Foto de Víctor Hernández
El poeta francés Paul Valery nos previno acerca de dos abismos que intimidan al hombre: el orden y el desorden. En la sostenida lucha por lograr un digno equilibrio entre ambos desenlaces, la comunicación, como medio universal de intercambio entre los habitantes de nuestro planeta, juega un rol fundamental: el de poner la casa en orden, para que esa morada sea habitada en paz.
Lamentablemente, las testas rudas de algunos dirigentes, han sido indolentes a la sabia advertencia del diálogo. Pareciera que se vive en la medida en que otro tipo de comunicación se niega, se torna difícil o, quizá, íntimamente imposible. El esfuerzo ha sido el de acallar, de modo drástico, el llamado apremiante de que la comunicación humana no adquiera la babélica confusión que envuelve en ella a los hombres y sus conductas.

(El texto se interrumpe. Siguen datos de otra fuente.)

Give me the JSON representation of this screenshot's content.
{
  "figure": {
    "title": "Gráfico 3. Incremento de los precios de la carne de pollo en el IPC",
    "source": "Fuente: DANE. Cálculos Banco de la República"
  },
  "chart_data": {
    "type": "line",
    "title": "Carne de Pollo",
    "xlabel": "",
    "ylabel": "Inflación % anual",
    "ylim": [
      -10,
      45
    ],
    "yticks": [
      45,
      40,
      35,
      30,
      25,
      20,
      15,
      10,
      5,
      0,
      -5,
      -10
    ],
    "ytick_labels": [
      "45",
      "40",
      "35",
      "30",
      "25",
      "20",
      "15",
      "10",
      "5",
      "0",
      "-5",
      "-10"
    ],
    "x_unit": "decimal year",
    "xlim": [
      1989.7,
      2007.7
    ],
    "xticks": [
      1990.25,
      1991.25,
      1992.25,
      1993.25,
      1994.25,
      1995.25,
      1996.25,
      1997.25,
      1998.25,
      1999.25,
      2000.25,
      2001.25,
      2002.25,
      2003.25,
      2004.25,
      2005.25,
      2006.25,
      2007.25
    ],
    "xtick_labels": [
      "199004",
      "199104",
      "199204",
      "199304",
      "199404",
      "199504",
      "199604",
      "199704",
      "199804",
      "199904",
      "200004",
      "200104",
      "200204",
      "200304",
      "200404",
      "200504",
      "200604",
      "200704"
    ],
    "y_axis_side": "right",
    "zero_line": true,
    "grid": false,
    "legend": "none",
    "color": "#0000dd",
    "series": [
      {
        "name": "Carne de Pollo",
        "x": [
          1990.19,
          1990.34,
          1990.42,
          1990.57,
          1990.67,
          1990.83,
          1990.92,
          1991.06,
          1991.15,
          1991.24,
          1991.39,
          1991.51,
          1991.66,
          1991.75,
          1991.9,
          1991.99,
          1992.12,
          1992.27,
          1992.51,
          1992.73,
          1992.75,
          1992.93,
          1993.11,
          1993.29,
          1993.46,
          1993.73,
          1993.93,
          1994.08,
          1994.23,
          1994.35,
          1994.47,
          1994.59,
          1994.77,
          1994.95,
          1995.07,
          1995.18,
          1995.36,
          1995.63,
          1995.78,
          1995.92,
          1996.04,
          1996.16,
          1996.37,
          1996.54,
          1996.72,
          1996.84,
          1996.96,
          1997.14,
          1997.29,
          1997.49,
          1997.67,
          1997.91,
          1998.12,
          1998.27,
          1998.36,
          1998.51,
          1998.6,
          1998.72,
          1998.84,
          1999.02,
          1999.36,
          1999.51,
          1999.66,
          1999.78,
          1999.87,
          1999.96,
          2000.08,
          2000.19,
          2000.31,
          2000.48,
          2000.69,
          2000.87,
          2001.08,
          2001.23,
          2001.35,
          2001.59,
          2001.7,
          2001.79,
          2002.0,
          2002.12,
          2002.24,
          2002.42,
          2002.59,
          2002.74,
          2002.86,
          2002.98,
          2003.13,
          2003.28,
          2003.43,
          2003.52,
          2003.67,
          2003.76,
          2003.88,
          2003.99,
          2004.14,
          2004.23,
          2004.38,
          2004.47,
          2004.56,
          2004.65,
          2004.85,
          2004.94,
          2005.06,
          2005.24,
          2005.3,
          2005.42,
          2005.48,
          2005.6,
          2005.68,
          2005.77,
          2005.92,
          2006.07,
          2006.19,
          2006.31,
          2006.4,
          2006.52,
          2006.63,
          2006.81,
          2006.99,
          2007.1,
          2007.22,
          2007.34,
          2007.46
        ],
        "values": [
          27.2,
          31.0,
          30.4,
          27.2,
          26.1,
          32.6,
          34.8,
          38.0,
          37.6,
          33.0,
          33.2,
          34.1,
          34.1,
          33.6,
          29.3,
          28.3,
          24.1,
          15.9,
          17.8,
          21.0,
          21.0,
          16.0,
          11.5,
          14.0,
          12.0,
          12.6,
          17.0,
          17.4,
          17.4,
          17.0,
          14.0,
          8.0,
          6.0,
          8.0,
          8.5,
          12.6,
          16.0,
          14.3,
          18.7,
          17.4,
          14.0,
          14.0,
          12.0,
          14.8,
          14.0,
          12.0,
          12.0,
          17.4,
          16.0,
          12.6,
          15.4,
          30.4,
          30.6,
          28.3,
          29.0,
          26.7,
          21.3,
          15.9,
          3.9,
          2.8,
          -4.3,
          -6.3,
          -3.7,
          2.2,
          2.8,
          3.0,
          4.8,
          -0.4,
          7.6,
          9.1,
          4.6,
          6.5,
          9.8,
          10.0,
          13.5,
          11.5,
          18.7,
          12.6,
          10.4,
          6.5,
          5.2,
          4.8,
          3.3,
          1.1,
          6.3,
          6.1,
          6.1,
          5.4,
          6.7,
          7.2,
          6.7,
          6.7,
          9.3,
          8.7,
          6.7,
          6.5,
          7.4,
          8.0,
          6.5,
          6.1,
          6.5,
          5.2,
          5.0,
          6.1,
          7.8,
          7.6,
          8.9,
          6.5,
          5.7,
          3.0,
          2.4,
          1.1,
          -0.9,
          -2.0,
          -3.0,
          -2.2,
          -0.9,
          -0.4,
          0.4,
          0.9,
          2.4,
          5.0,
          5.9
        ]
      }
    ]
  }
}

Por el contrario, ocurre un contrasentido. Semejante fenómeno de incomunicación mundial sucede en un tiempo en el que las relaciones humanas son simplificadas por la existencia de todos los medios posibles; en una época en la que además murieron las prohibiciones.
Así, la paz incomunicada, ante una sociedad que no nos satisface, no se inmuta. En la soledad de la impotencia que nos condena, ante el dolor universal sin respuesta, sólo nos queda un camino: Si el hombre habita en el habla, y las palabras son de todos, para comunicar la paz se requerirá de toda una humanidad capaz de sobreponerse a sus propios peligros y de manifestarse en códigos claros. Quizá nunca haya sido más fuerte la tentativa del hombre de proponerse como fin a sí mismo. Y el nudo del problema está aquí: millones de seres humanos aspiran al amor, pero la palabra nunca es pronunciada.